The split is meant to dodge conflicts arising from juggling both criminal and civil caseloads.
Too often in the past, criminal cases bumped civil cases out of line at the last minute, so as not to infringe on the constitutional speedy-trial rights of those accused.
Court staff and attorneys lost time preparing for trials that weren’t yet happening, and the already-lengthy lifespan of a civil case grew even longer.
To keep cases moving, the district is trying other changes. Now, judges carve out designated days of the month for child abuse and neglect work, rather than trying to schedule hearings around existing obligations.
Cunningham said the move promises a more predictable calendar for all of the attorneys, social workers and youth advocates involved.
Despite overwhelming caseloads, performance measures for Yellowstone County aren’t far off from state averages. In some recent years, they were better.
Court administrators use case clearance rates to measure whether courts are keeping up with the incoming caseload. A case clearance rate of 100% means the court is closing the same number of cases in a calendar year that were opened.
Data for the past four years shows that in the 13th Judicial District, the worst clearance rate was in 2022, when it cleared 97% of the number of incoming cases. That’s not far below the state’s lowest clearance rate of 99% in 2023.
The state also measures whether courts are closing cases in a timely manner.
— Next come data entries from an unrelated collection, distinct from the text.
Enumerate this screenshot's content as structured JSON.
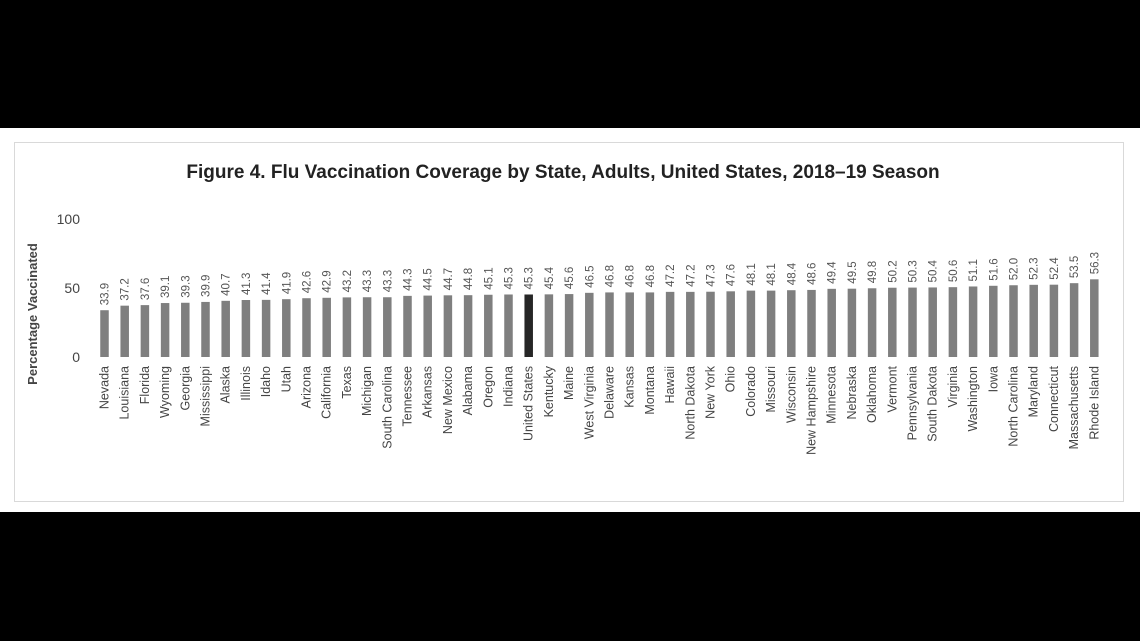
{
  "chart_data": {
    "type": "bar",
    "title": "Figure 4. Flu Vaccination Coverage by State, Adults, United States, 2018–19 Season",
    "ylabel": "Percentage Vaccinated",
    "xlabel": "",
    "ylim": [
      0,
      100
    ],
    "yticks": [
      "0",
      "50",
      "100"
    ],
    "grid": false,
    "bar_color": "#7f7f7f",
    "highlight_color": "#262626",
    "highlight_category": "United States",
    "categories": [
      "Nevada",
      "Louisiana",
      "Florida",
      "Wyoming",
      "Georgia",
      "Mississippi",
      "Alaska",
      "Illinois",
      "Idaho",
      "Utah",
      "Arizona",
      "California",
      "Texas",
      "Michigan",
      "South Carolina",
      "Tennessee",
      "Arkansas",
      "New Mexico",
      "Alabama",
      "Oregon",
      "Indiana",
      "United States",
      "Kentucky",
      "Maine",
      "West Virginia",
      "Delaware",
      "Kansas",
      "Montana",
      "Hawaii",
      "North Dakota",
      "New York",
      "Ohio",
      "Colorado",
      "Missouri",
      "Wisconsin",
      "New Hampshire",
      "Minnesota",
      "Nebraska",
      "Oklahoma",
      "Vermont",
      "Pennsylvania",
      "South Dakota",
      "Virginia",
      "Washington",
      "Iowa",
      "North Carolina",
      "Maryland",
      "Connecticut",
      "Massachusetts",
      "Rhode Island"
    ],
    "values": [
      33.9,
      37.2,
      37.6,
      39.1,
      39.3,
      39.9,
      40.7,
      41.3,
      41.4,
      41.9,
      42.6,
      42.9,
      43.2,
      43.3,
      43.3,
      44.3,
      44.5,
      44.7,
      44.8,
      45.1,
      45.3,
      45.3,
      45.4,
      45.6,
      46.5,
      46.8,
      46.8,
      46.8,
      47.2,
      47.2,
      47.3,
      47.6,
      48.1,
      48.1,
      48.4,
      48.6,
      49.4,
      49.5,
      49.8,
      50.2,
      50.3,
      50.4,
      50.6,
      51.1,
      51.6,
      52.0,
      52.3,
      52.4,
      53.5,
      56.3
    ],
    "value_labels": [
      "33.9",
      "37.2",
      "37.6",
      "39.1",
      "39.3",
      "39.9",
      "40.7",
      "41.3",
      "41.4",
      "41.9",
      "42.6",
      "42.9",
      "43.2",
      "43.3",
      "43.3",
      "44.3",
      "44.5",
      "44.7",
      "44.8",
      "45.1",
      "45.3",
      "45.3",
      "45.4",
      "45.6",
      "46.5",
      "46.8",
      "46.8",
      "46.8",
      "47.2",
      "47.2",
      "47.3",
      "47.6",
      "48.1",
      "48.1",
      "48.4",
      "48.6",
      "49.4",
      "49.5",
      "49.8",
      "50.2",
      "50.3",
      "50.4",
      "50.6",
      "51.1",
      "51.6",
      "52.0",
      "52.3",
      "52.4",
      "53.5",
      "56.3"
    ]
  }
}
In 2025, the 13th Judicial District processed 75% of cases on time, while the rest of the district courts in Montana processed 80% of cases on time. In the three prior years, the 13th Judicial District matched or outpaced the rest of the state.
Due to the state’s spread-out nature, some rural districts are overstaffed, the 2022 workload study showed, with a single judge to handle half of a regular caseload — even accounting for the extra travel time inherent in those jobs. There is no pay differential.
The 2022 workload study showed that while the state employed 53 District Court judges, it needed closer to 65 to handle all the work.